The hottest demos these days are AI Coding Agents — and the competition among them is fierce. These AI coding assistants don’t just help with a few lines of code here and there; they can now create a basic marketing webpage from just a prompt — even deploy and host it. And they’re getting better at generating more complex code and apps every day. But are they generating quality products? Most folks’ intuition is “not yet.” Let’s see what AI thinks about it.

One CEO recently claimed their coding agents write the majority of the code in their company. We should be able to assume these AI agents are building their own marketing sites, right?
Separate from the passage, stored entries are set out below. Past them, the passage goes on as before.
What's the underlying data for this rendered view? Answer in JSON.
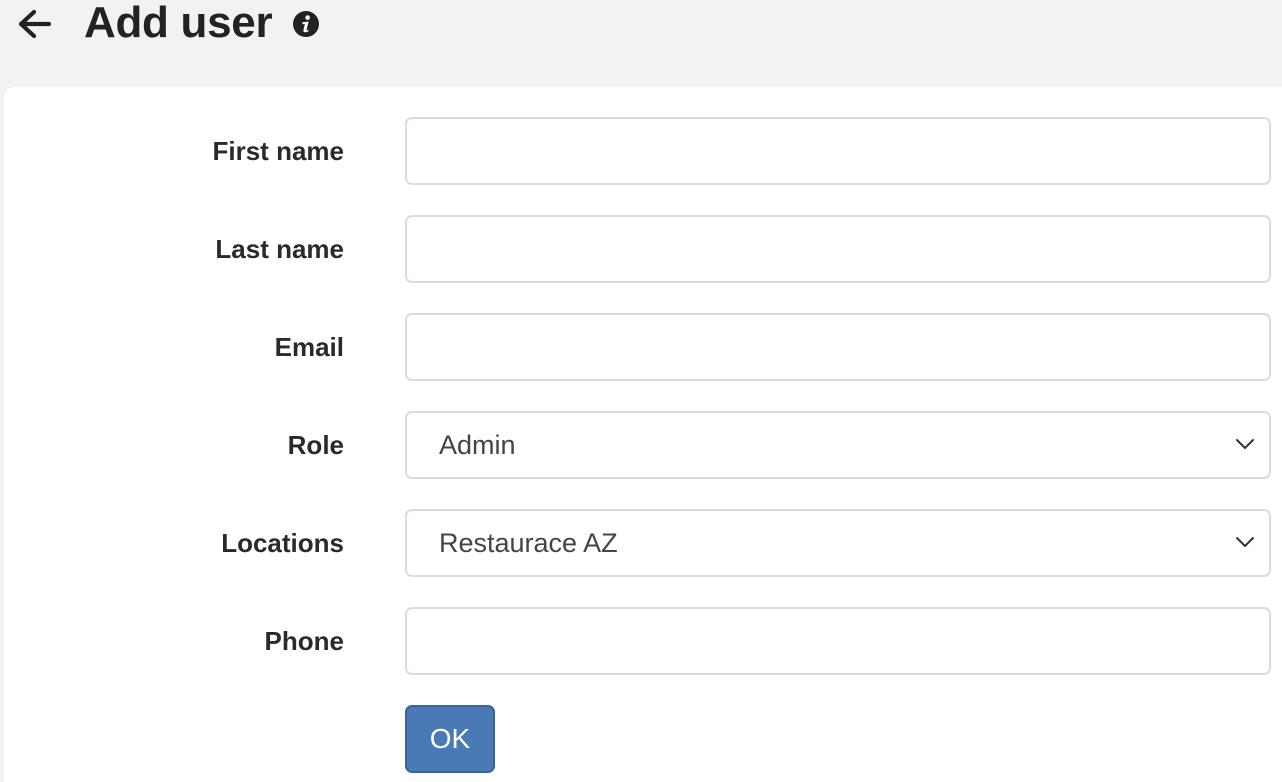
{
  "header": {
    "title": "Add user",
    "back_icon": "arrow-left-icon",
    "info_icon": "info-circle-icon"
  },
  "form": {
    "first_name": {
      "label": "First name",
      "value": ""
    },
    "last_name": {
      "label": "Last name",
      "value": ""
    },
    "email": {
      "label": "Email",
      "value": ""
    },
    "role": {
      "label": "Role",
      "selected": "Admin"
    },
    "locations": {
      "label": "Locations",
      "selected": "Restaurace AZ"
    },
    "phone": {
      "label": "Phone",
      "value": ""
    },
    "submit_label": "OK"
  },
  "colors": {
    "background": "#f2f2f2",
    "card": "#ffffff",
    "primary_button": "#4a7ab5",
    "input_border": "#dcdcdc"
  }
}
If their AI agents didn’t build their marketing pages — well, that’s even stranger and might imply the agents aren’t even quite ready for basic websites yet. We’ll give them the benefit of the doubt.

So, how good are these AI Coding Agents’ marketing pages? There’s probably no nerdier way to find out than to have AI Testing Agents check them out. The Checkie.AI testing agents analyzed the marketing pages and found only one two of them earned a quality grade of A — congratulations to Cursor, and GitHub Copilot! Here’s a screenshot of the Checkie.AI quality dashboard for Cursor’s marketing page. We can see that the Cursor site has great performance — even the slowest page is loading around 100ms. The worst bug discovered was just a missing alt text, and while the simulated user feedback looks pretty positive overall, there are some accessibility issues that need addressing.

How does Cursor stack up against other apps on quality? Let’s break it down. Cursor significantly outperforms its competitors when it comes to content quality and emotional connection with users. Their marketing pages do an exceptional job conveying their value proposition and building trust with visitors through clear, engaging content.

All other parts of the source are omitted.